Perhaps your subsequent readings will repay you with glances of Calvino; you will be aware of strong rhythms and accomplished internal rhymes, and note where the poet subverts clichés.
The villain in the first reading may be a hero by the third. You could be surprised by the poet’s pawky humour, his access to sharp, conversational styles. This poem or indeed this sequence) may morph into a page-turner. However, it’s no easy thriller –
We used to think the universe was made
of tiny invisible pin-points of energy, jostling
and tumbling and buzzing together […]
Yet continue through these stanzas and you hear how the poet is doing something seriously subversive with metre. You think, I probably ought to read it again. Even so, your perspective may shift. Recent awards perhaps suggest contemporary poetic challenges will not come in lyric form, yet this is lyrical. Is it Science or is it Art?

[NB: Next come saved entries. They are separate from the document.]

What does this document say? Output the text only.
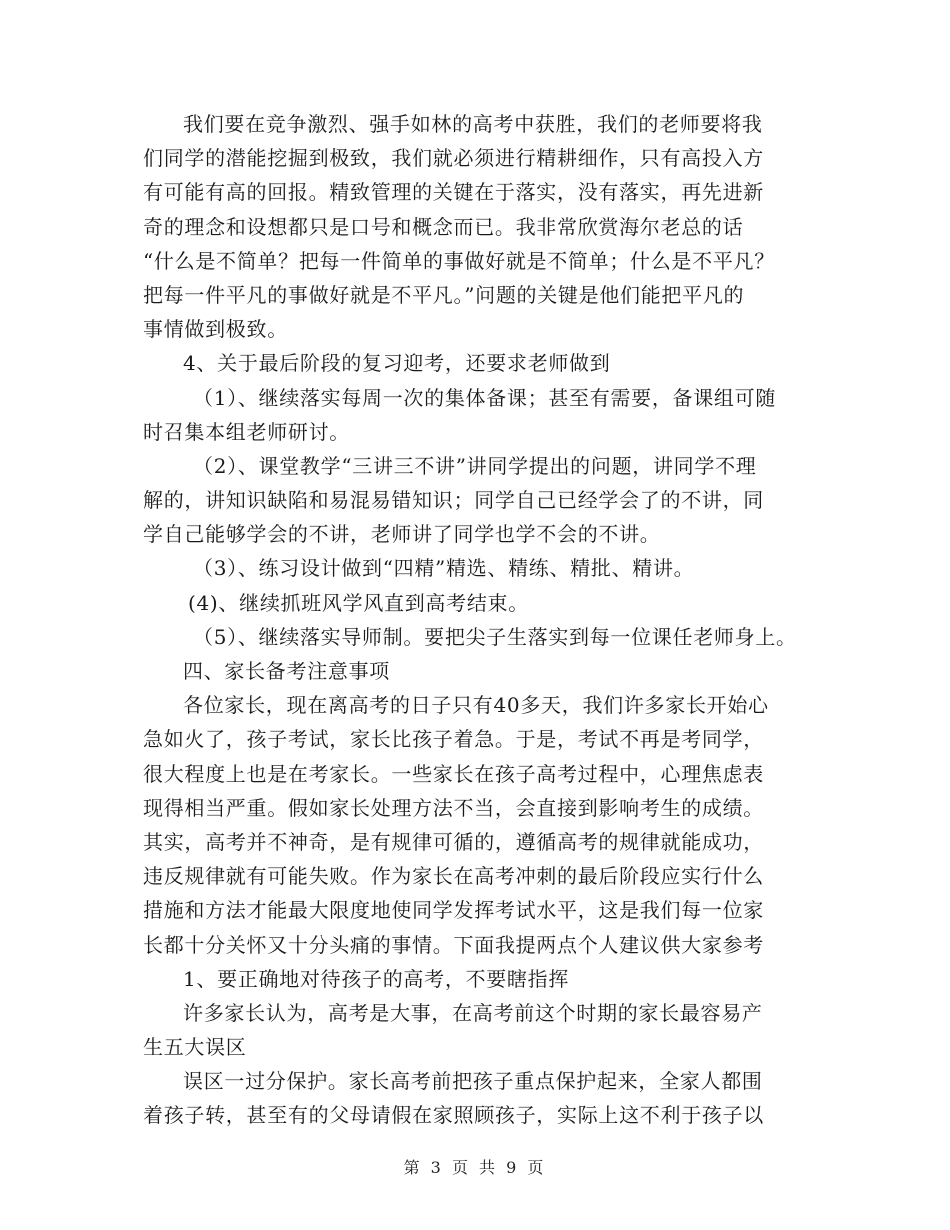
我们要在竞争激烈、强手如林的高考中获胜，我们的老师要将我
们同学的潜能挖掘到极致，我们就必须进行精耕细作，只有高投入方
有可能有高的回报。精致管理的关键在于落实，没有落实，再先进新
奇的理念和设想都只是口号和概念而已。我非常欣赏海尔老总的话
“什么是不简单？把每一件简单的事做好就是不简单；什么是不平凡？
把每一件平凡的事做好就是不平凡。”问题的关键是他们能把平凡的
事情做到极致。
4、关于最后阶段的复习迎考，还要求老师做到
（1）、继续落实每周一次的集体备课；甚至有需要，备课组可随
时召集本组老师研讨。
（2）、课堂教学“三讲三不讲”讲同学提出的问题，讲同学不理
解的，讲知识缺陷和易混易错知识；同学自己已经学会了的不讲，同
学自己能够学会的不讲，老师讲了同学也学不会的不讲。
（3）、练习设计做到“四精”精选、精练、精批、精讲。
(4)、继续抓班风学风直到高考结束。
（5）、继续落实导师制。要把尖子生落实到每一位课任老师身上。
四、家长备考注意事项
各位家长，现在离高考的日子只有40多天，我们许多家长开始心
急如火了，孩子考试，家长比孩子着急。于是，考试不再是考同学，
很大程度上也是在考家长。一些家长在孩子高考过程中，心理焦虑表
现得相当严重。假如家长处理方法不当，会直接到影响考生的成绩。
其实，高考并不神奇，是有规律可循的，遵循高考的规律就能成功，
违反规律就有可能失败。作为家长在高考冲刺的最后阶段应实行什么
措施和方法才能最大限度地使同学发挥考试水平，这是我们每一位家
长都十分关怀又十分头痛的事情。下面我提两点个人建议供大家参考
1、要正确地对待孩子的高考，不要瞎指挥
许多家长认为，高考是大事，在高考前这个时期的家长最容易产
生五大误区
误区一过分保护。家长高考前把孩子重点保护起来，全家人都围
着孩子转，甚至有的父母请假在家照顾孩子，实际上这不利于孩子以
第 3 页 共 9 页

Those disciplinary titans are tightly bordered, are they not? Many shore up that great division – those prepared to bridge it are frequently termed adventurous. In Fiesole, that might have surprised Milton and Galileo, seeking their undivided learning. So it is with Morgan.
Belief was irrelevant;
the only thing accountable
was truth.
I am ashamed of how quickly I forgot the name of that extraordinary creator in the Pompidou. Yaacov Agam. In Interference Pattern, I have discovered something equally mind-bending; I will not lose J.O. Morgan’s name. Scotland is represented on the Eliot list – brilliantly.